Dava, ana taşınmazın maliki oldukları iddiasıyla S.S. T. Kooperatifi ve Garanti K. İnş.San.Tic.A.Ş aleyhinde açılmış olup adı geçen davalıların ana taşınmazın maliki oldukları konusunda bir uyuşmazlık bulunmadığı gibi bu husus mahkemenin de kabulündedir.
K. Yönetim ve Servis A.Ş. ise dava dilekçesinde hasım olarak gösterilmeyen, mahkemece re’sen verilen mehil üzerine davacı tarafından davaya dahil (teşmil) edilen ana taşınmazın yöneticisidir (634 sayılı KMK 38).

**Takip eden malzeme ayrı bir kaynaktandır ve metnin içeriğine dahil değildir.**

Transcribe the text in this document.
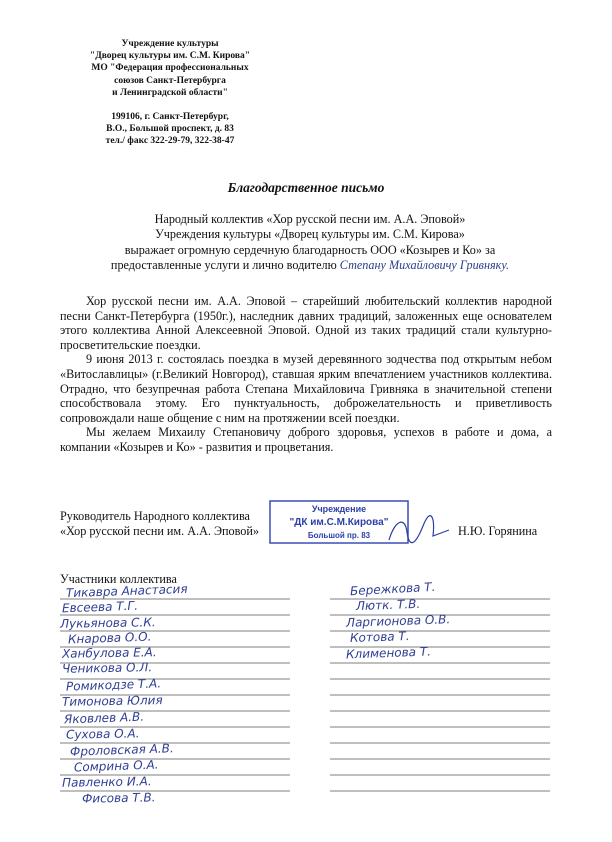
Учреждение культуры
"Дворец культуры им. С.М. Кирова"
МО "Федерация профессиональных
союзов Санкт-Петербурга
и Ленинградской области"
199106, г. Санкт-Петербург,
В.О., Большой проспект, д. 83
тел./ факс 322-29-79, 322-38-47
Благодарственное письмо
Народный коллектив «Хор русской песни им. А.А. Эповой»
Учреждения культуры «Дворец культуры им. С.М. Кирова»
выражает огромную сердечную благодарность ООО «Козырев и Ко» за
предоставленные услуги и лично водителю Степану Михайловичу Гривняку.

Хор русской песни им. А.А. Эповой – старейший любительский коллектив народной песни Санкт-Петербурга (1950г.), наследник давних традиций, заложенных еще основателем этого коллектива Анной Алексеевной Эповой. Одной из таких традиций стали культурно-просветительские поездки.

9 июня 2013 г. состоялась поездка в музей деревянного зодчества под открытым небом «Витославлицы» (г.Великий Новгород), ставшая ярким впечатлением участников коллектива. Отрадно, что безупречная работа Степана Михайловича Гривняка в значительной степени способствовала этому. Его пунктуальность, доброжелательность и приветливость сопровождали наше общение с ним на протяжении всей поездки.

Мы желаем Михаилу Степановичу доброго здоровья, успехов в работе и дома, а компании «Козырев и Ко» - развития и процветания.

Руководитель Народного коллектива
«Хор русской песни им. А.А. Эповой»	Н.Ю. Горянина
Учреждение
"ДК им.С.М.Кирова"
Большой пр. 83
Участники коллектива
Тикавра Анастасия
Евсеева Т.Г.
Лукьянова С.К.
Кнарова О.О.
Ханбулова Е.А.
Ченикова О.Л.
Ромикодзе Т.А.
Тимонова Юлия
Яковлев А.В.
Сухова О.А.
Фроловская А.В.
Сомрина О.А.
Павленко И.А.
Фисова Т.В.
Бережкова Т.
Лютк. Т.В.
Ларгионова О.В.
Котова Т.
Клименова Т.
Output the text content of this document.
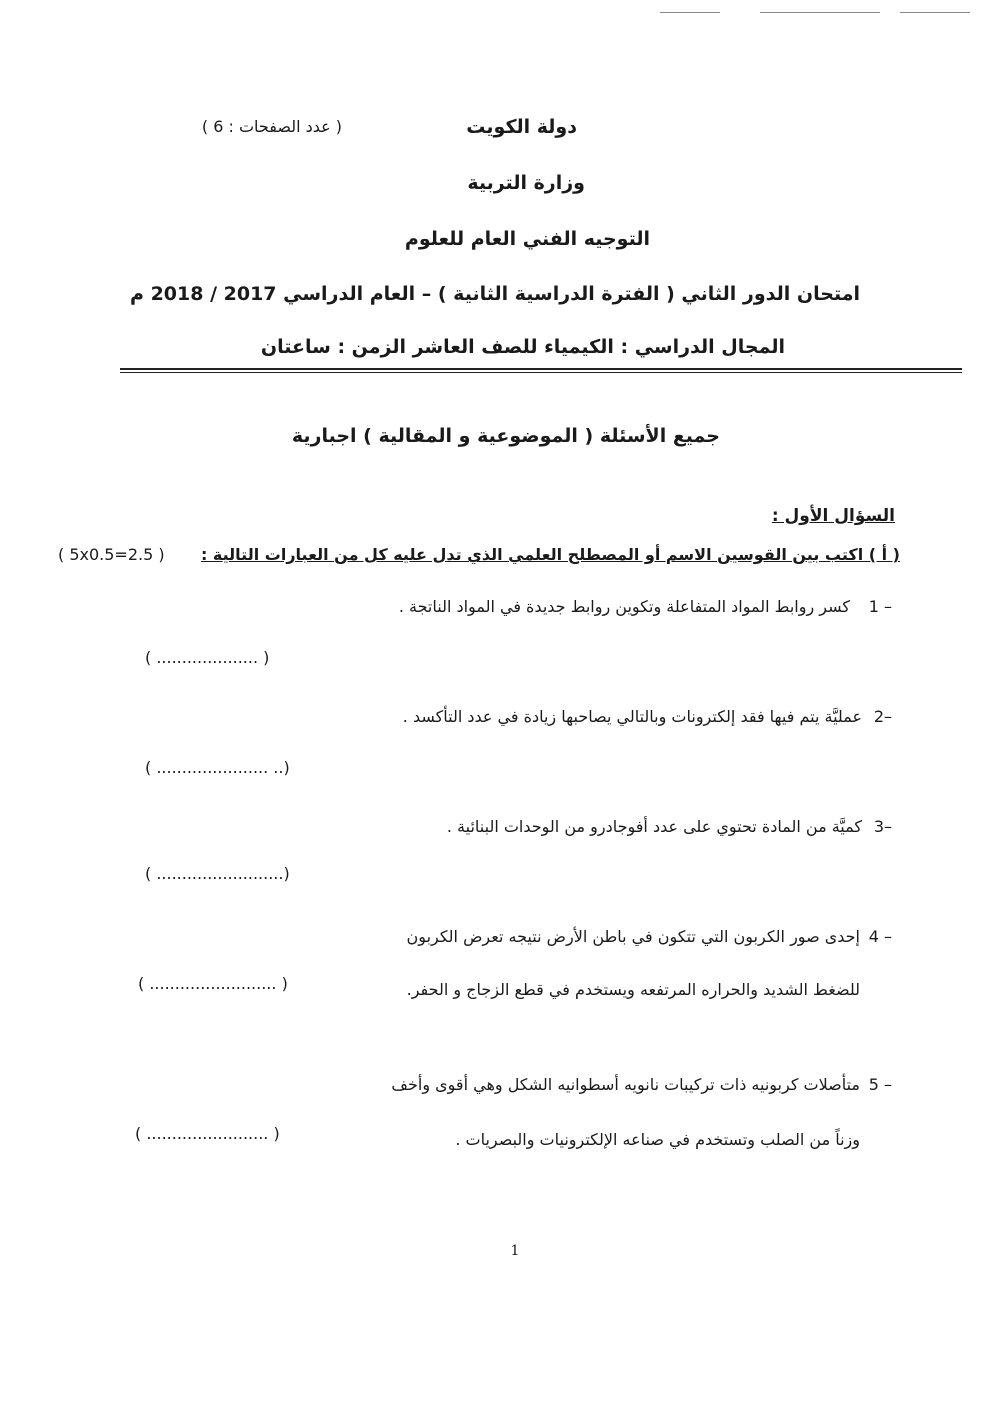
دولة الكويت
( عدد الصفحات : 6 )
وزارة التربية
التوجيه الفني العام للعلوم
امتحان الدور الثاني ( الفترة الدراسية الثانية ) – العام الدراسي 2017 / 2018 م
المجال الدراسي : الكيمياء للصف العاشر الزمن : ساعتان
جميع الأسئلة ( الموضوعية و المقالية ) اجبارية
السؤال الأول :
( أ ) اكتب بين القوسين الاسم أو المصطلح العلمي الذي تدل عليه كل من العبارات التالية :
( 5x0.5=2.5 )
1 –
كسر روابط المواد المتفاعلة وتكوين روابط جديدة في المواد الناتجة .
( .................... )
2–
عمليَّة يتم فيها فقد إلكترونات وبالتالي يصاحبها زيادة في عدد التأكسد .
( ...................... ..)
3–
كميَّة من المادة تحتوي على عدد أفوجادرو من الوحدات البنائية .
( .........................)
4 –
إحدى صور الكربون التي تتكون في باطن الأرض نتيجه تعرض الكربون
للضغط الشديد والحراره المرتفعه ويستخدم في قطع الزجاج و الحفر.
( ......................... )
5 –
متأصلات كربونيه ذات تركيبات نانويه أسطوانيه الشكل وهي أقوى وأخف
وزناً من الصلب وتستخدم في صناعه الإلكترونيات والبصريات .
( ........................ )
1
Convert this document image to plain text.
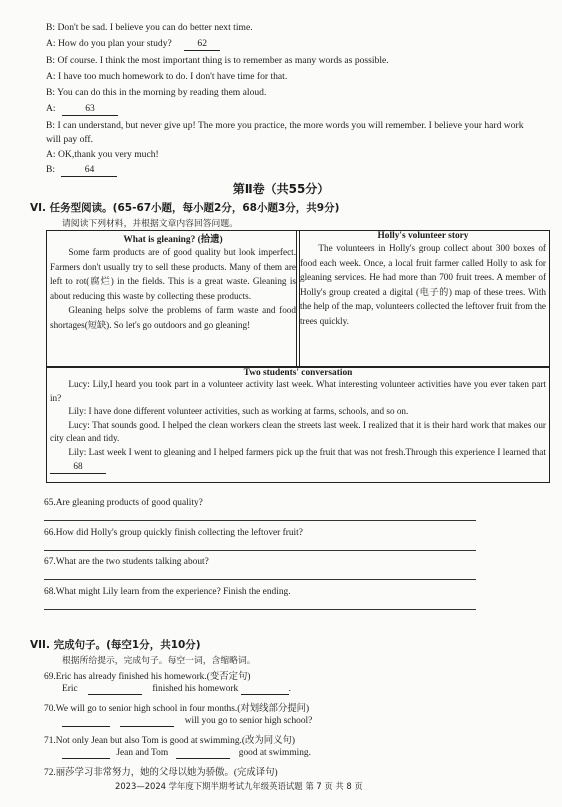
B: Don't be sad. I believe you can do better next time.
A: How do you plan your study?	62
B: Of course. I think the most important thing is to remember as many words as possible.
A: I have too much homework to do. I don't have time for that.
B: You can do this in the morning by reading them aloud.
A:	63
B: I can understand, but never give up! The more you practice, the more words you will remember. I believe your hard work
will pay off.
A: OK,thank you very much!
B:	64
第Ⅱ卷（共55分）
VI. 任务型阅读。(65-67小题，每小题2分，68小题3分，共9分)
请阅读下列材料，并根据文章内容回答问题。
What is gleaning? (拾遗)
Some farm products are of good quality but look imperfect. Farmers don't usually try to sell these products. Many of them are left to rot(腐烂) in the fields. This is a great waste. Gleaning is about reducing this waste by collecting these products.
Gleaning helps solve the problems of farm waste and food shortages(短缺). So let's go outdoors and go gleaning!
Holly's volunteer story
The volunteers in Holly's group collect about 300 boxes of food each week. Once, a local fruit farmer called Holly to ask for gleaning services. He had more than 700 fruit trees. A member of Holly's group created a digital (电子的) map of these trees. With the help of the map, volunteers collected the leftover fruit from the trees quickly.
Two students' conversation
Lucy: Lily,I heard you took part in a volunteer activity last week. What interesting volunteer activities have you ever taken part in?
Lily: I have done different volunteer activities, such as working at farms, schools, and so on.
Lucy: That sounds good. I helped the clean workers clean the streets last week. I realized that it is their hard work that makes our city clean and tidy.
Lily: Last week I went to gleaning and I helped farmers pick up the fruit that was not fresh.Through this experience I learned that 68
65.Are gleaning products of good quality?
66.How did Holly's group quickly finish collecting the leftover fruit?
67.What are the two students talking about?
68.What might Lily learn from the experience? Finish the ending.
VII. 完成句子。(每空1分，共10分)
根据所给提示，完成句子。每空一词，含缩略词。
69.Eric has already finished his homework.(变否定句)
Eric	finished his homework	.
70.We will go to senior high school in four months.(对划线部分提问)
will you go to senior high school?
71.Not only Jean but also Tom is good at swimming.(改为同义句)
Jean and Tom	good at swimming.
72.丽莎学习非常努力，她的父母以她为骄傲。(完成译句)
2023—2024 学年度下期半期考试九年级英语试题 第 7 页 共 8 页
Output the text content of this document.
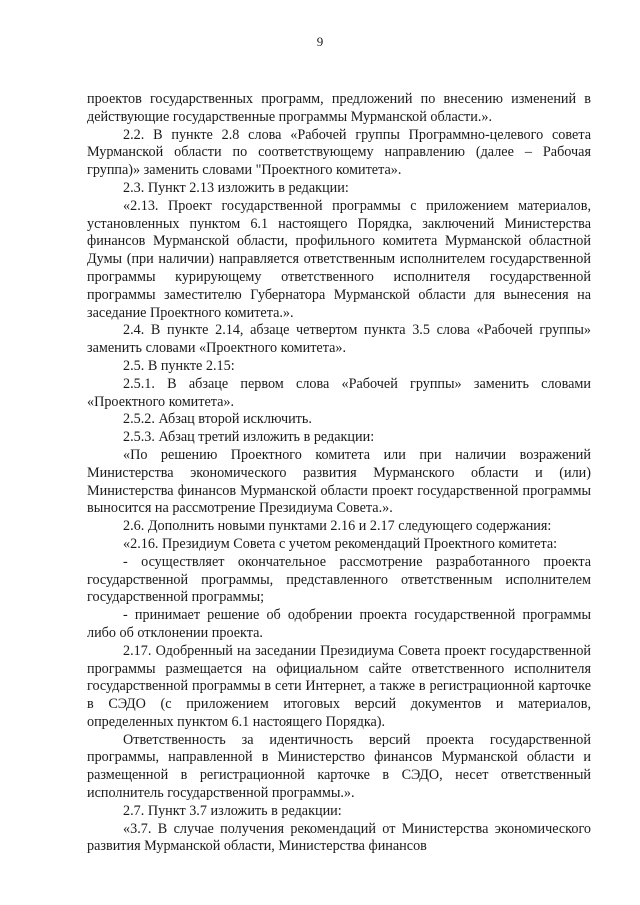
9

проектов государственных программ, предложений по внесению изменений в действующие государственные программы Мурманской области.».

2.2. В пункте 2.8 слова «Рабочей группы Программно-целевого совета Мурманской области по соответствующему направлению (далее – Рабочая группа)» заменить словами "Проектного комитета».

2.3. Пункт 2.13 изложить в редакции:

«2.13. Проект государственной программы с приложением материалов, установленных пунктом 6.1 настоящего Порядка, заключений Министерства финансов Мурманской области, профильного комитета Мурманской областной Думы (при наличии) направляется ответственным исполнителем государственной программы курирующему ответственного исполнителя государственной программы заместителю Губернатора Мурманской области для вынесения на заседание Проектного комитета.».

2.4. В пункте 2.14, абзаце четвертом пункта 3.5 слова «Рабочей группы» заменить словами «Проектного комитета».

2.5. В пункте 2.15:

2.5.1. В абзаце первом слова «Рабочей группы» заменить словами «Проектного комитета».

2.5.2. Абзац второй исключить.

2.5.3. Абзац третий изложить в редакции:

«По решению Проектного комитета или при наличии возражений Министерства экономического развития Мурманского области и (или) Министерства финансов Мурманской области проект государственной программы выносится на рассмотрение Президиума Совета.».

2.6. Дополнить новыми пунктами 2.16 и 2.17 следующего содержания:

«2.16. Президиум Совета с учетом рекомендаций Проектного комитета:

- осуществляет окончательное рассмотрение разработанного проекта государственной программы, представленного ответственным исполнителем государственной программы;

- принимает решение об одобрении проекта государственной программы либо об отклонении проекта.

2.17. Одобренный на заседании Президиума Совета проект государственной программы размещается на официальном сайте ответственного исполнителя государственной программы в сети Интернет, а также в регистрационной карточке в СЭДО (с приложением итоговых версий документов и материалов, определенных пунктом 6.1 настоящего Порядка).

Ответственность за идентичность версий проекта государственной программы, направленной в Министерство финансов Мурманской области и размещенной в регистрационной карточке в СЭДО, несет ответственный исполнитель государственной программы.».

2.7. Пункт 3.7 изложить в редакции:

«3.7. В случае получения рекомендаций от Министерства экономического развития Мурманской области, Министерства финансов
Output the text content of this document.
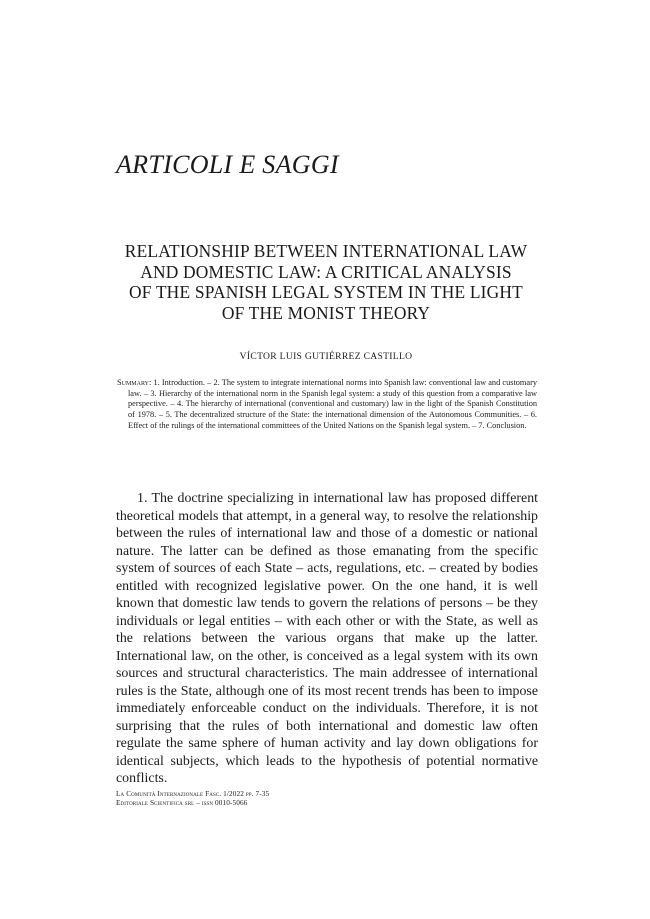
ARTICOLI E SAGGI
RELATIONSHIP BETWEEN INTERNATIONAL LAW
AND DOMESTIC LAW: A CRITICAL ANALYSIS
OF THE SPANISH LEGAL SYSTEM IN THE LIGHT
OF THE MONIST THEORY
VÍCTOR LUIS GUTIÉRREZ CASTILLO
Summary: 1. Introduction. – 2. The system to integrate international norms into Spanish law: conventional law and customary law. – 3. Hierarchy of the international norm in the Spanish legal system: a study of this question from a comparative law perspective. – 4. The hierarchy of international (conventional and customary) law in the light of the Spanish Constitution of 1978. – 5. The decentralized structure of the State: the international dimension of the Autonomous Communities. – 6. Effect of the rulings of the international committees of the United Nations on the Spanish legal system. – 7. Conclusion.

1. The doctrine specializing in international law has proposed different theoretical models that attempt, in a general way, to resolve the relationship between the rules of international law and those of a domestic or national nature. The latter can be defined as those emanating from the specific system of sources of each State – acts, regulations, etc. – created by bodies entitled with recognized legislative power. On the one hand, it is well known that domestic law tends to govern the relations of persons – be they individuals or legal entities – with each other or with the State, as well as the relations between the various organs that make up the latter. International law, on the other, is conceived as a legal system with its own sources and structural characteristics. The main addressee of international rules is the State, although one of its most recent trends has been to impose immediately enforceable conduct on the individuals. Therefore, it is not surprising that the rules of both international and domestic law often regulate the same sphere of human activity and lay down obligations for identical subjects, which leads to the hypothesis of potential normative conflicts.

La Comunità Internazionale Fasc. 1/2022 pp. 7-35
Editoriale Scientifica srl – issn 0010-5066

634 sayılı Kat Mülkiyeti Kanununun 20/d maddesinde kat maliklerinin ana gayrimenkulün bütün ortak yerlerinin bakım, koruma ve onarım giderlerinden sorumlu oldukları,
Yasanının 27. maddesinde ana gayrimenkulün kat maliklerince yönetileceği,
Yasanın 34. maddesinde kat maliklerinin ana gayrimenkülün yönetimini kendi aralarında veya dışarıdan seçecekleri bir kimseye verebilecekleri,
Yasanın 38. maddesinde de yöneticinin kat maliklerine karşı aynen bir vekil gibi sorumlu olduğu düzenlenmiştir.
634 sayılı KMK 34 ve 38. maddesi hükümleri göstermektedir ki ana gayrimenkulün yönetimi için atanan yönetici vekil statüsündedir. Gerek iç ilişkide gerek dış ilişkide vekil gibi sorumlu ve vekilin haklarına sahiptir.
Dava, taşınmazın malikleri aleyhinde açılmış olup dahili davalı K. Yönetime ve Servis A.Ş. aleyhinde usulüne uygun açılmış bir dava söz konusu değildir.
Davalılar ile K. Yönetim ve Servis A.Ş. arasındaki ilişki, ihtiyari dava arkadaşlığı olduğundan dahili dava yolu ile husumetin yaygınlaştırılması ve dahili dava olanağı bulunmamaktadır. (Baki Kuru HUMK Cilt 1, sh.785, Ejder Yılmaz HMK Şerhi sh.595)
Nitekim K. Yönetim ve Servis A.Ş. aleyhindeki davanın husumetten reddine ilişkin karar davacı vekilince temyiz edilmiş de değildir.
Açıklanan nedenlerle davalı T. Yapı Kooperatifinin hakkında, usulüne uygun açılmış bir dava bulunmayan ihtiyari dava arkadaşı dahili davalı K. Yönetim ve Servis A.Ş. Aleyhindeki temyiz isteminin reddine, kararın onanmasına karar verilmesi gerekirken dahili davalıyı zorunlu dava arkadaşı gibi değerlendirmek suretiyle yerel mahkeme kararını bozan çoğunluk görüşüne karşıyım.